O livro Memory, History, Forgetting (La mémoire, l'histoire, l'oubli), de Paul Ricoeur, traz como epígrafe uma frase do filósofo francês (de ascendência russa) Vladimir Jankélévitch (1903- 1985):
He who has been, from then on cannot not have been: henceforth this mysterious and profoundly obscure fact of having been is his viaticum for all eternity.
Aqui está o original:
"Celui qui a été ne peut plus désormais ne pas avoir été : désormais ce fait mystérieux et profondément obscur d'avoir vécu est son viatique pour l'éternité." - V. Jankélévitch, L'Irréversible et la Nostalgie.
Aqui está minha tradução:
"Aquele que foi, a partir de então não pode não ter sido: daí em diante este misterioso e profundamente obscuro fato de ter vivido é seu viático por toda a eternidade".
"Viatique" admite algumas interpretações. Sua acepção original latina de "provisões para viagem" - aparentemente corriqueira - deixa entrever a idéia de um percurso em direção à eternidade e confere movimento a uma concepção congelada em sua dimensão inconcebível. O Robert nos diz: "Littér. Soutien, secours indispensable", isto é, "sustentáculo, apoio, defesa, proteção; recurso indispensável". Para tomar o rumo da eternidade é preciso trazer as marcas do tempo que a vida nos confere intransferivelmente - esse é o viático de Jankélévitch.

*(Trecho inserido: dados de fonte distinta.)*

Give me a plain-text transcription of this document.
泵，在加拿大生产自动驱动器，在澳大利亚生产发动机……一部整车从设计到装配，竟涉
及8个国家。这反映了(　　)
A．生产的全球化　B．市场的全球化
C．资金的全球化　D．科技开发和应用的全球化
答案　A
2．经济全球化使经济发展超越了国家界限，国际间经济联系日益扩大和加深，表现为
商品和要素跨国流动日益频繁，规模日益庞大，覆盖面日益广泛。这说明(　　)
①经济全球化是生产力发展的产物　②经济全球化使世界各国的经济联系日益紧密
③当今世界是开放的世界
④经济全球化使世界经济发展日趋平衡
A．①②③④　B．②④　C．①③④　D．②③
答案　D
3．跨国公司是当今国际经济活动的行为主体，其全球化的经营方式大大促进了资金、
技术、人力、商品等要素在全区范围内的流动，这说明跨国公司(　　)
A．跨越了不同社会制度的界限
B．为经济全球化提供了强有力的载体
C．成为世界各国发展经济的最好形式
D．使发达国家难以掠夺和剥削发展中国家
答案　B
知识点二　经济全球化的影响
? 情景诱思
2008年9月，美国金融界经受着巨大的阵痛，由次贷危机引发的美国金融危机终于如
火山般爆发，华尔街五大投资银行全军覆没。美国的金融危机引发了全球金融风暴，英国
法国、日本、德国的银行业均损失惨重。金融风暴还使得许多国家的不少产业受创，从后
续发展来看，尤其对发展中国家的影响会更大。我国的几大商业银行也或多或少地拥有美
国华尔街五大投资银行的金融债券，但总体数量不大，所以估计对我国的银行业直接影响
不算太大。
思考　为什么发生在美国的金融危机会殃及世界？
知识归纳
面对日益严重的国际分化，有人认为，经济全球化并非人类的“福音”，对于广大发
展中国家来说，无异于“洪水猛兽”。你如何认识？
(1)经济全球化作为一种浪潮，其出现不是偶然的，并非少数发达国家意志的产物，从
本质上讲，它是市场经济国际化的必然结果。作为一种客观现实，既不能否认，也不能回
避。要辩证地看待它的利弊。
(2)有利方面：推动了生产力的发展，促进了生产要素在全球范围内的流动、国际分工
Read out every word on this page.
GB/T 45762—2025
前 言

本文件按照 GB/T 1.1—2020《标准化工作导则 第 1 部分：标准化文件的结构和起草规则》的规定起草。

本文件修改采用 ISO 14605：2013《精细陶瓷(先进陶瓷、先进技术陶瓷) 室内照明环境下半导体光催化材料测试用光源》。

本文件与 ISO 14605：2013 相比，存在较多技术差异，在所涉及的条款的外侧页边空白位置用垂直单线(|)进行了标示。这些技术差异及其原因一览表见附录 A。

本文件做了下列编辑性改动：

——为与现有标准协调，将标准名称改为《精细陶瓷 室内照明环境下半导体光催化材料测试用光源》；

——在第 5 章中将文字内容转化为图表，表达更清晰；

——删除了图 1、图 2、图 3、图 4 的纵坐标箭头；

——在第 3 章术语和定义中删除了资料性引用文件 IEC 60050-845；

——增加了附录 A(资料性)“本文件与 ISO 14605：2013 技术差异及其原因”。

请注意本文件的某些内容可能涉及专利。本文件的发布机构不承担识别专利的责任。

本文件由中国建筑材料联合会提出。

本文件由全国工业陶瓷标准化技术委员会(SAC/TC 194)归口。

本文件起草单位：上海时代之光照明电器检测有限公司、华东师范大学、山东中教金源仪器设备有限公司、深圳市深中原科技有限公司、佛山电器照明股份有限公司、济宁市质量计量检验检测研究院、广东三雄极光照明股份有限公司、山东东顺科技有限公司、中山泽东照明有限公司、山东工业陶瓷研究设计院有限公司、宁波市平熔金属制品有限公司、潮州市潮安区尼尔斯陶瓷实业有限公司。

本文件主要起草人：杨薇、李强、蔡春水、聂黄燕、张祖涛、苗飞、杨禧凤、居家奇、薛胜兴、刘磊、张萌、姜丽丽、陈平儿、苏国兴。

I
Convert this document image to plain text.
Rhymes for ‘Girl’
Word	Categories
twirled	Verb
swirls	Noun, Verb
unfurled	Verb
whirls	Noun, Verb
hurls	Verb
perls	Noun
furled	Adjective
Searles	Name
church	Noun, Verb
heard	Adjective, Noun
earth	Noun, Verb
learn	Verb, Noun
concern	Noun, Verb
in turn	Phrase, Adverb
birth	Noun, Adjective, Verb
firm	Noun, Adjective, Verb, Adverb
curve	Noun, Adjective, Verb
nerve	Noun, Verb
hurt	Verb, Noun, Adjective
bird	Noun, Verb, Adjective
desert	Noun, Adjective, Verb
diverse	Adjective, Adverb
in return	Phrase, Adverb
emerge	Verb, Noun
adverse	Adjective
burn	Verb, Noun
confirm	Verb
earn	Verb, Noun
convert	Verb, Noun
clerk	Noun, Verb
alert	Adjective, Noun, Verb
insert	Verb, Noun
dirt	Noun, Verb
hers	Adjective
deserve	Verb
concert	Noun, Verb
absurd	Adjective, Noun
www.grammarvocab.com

O Viático como extrema-unção, ou como sagração
Não há resquício de religião aqui: para a Tōrāh, a eternidade é o olam haba, o mundo que virá. Para o Islã, a eternidade só existe em outro mundo e está disponível no Jardim do Éden para os homens de bem e é mandatória no Inferno para os outros. O latim precede o Cristianismo. Na nota 13 da seção 81 de Ser e Tempo, Heidegger desperta a concepção de "temporalidade infinita" de seu sono estrutural - estou pensando no Aurélio, isto é, estrutura (5) - e "matematiza" esta concepção ao lembrar-nos de seu caráter assintótico. Sean Carroll chama nossa atenção para a "grandeza cosmológica implícita na palavra eternidade" em seu livraço From Eternity to Here.
O mistério básico
A poesia de Jankélévitch equilibra o elefante na ponta de um alfinete: no decurso do tempo humano não há primazia de essência ou de existência, nem tal necessidade. Não estou bem certo sobre o motivo, mas isto me lembra uma frase de Russell Epstein (e vou buscá-la para citar direitinho): "Em seu romance À Procura do Tempo Perdido, Marcel Proust argumenta que as descrições convencionais da fenomenologia da consciência são incompletas porque enfatizam demais as informações sensoriais salientes que dominam cada momento de nossa percepção consciente e ignoram a rede de associações que estão na base de tudo".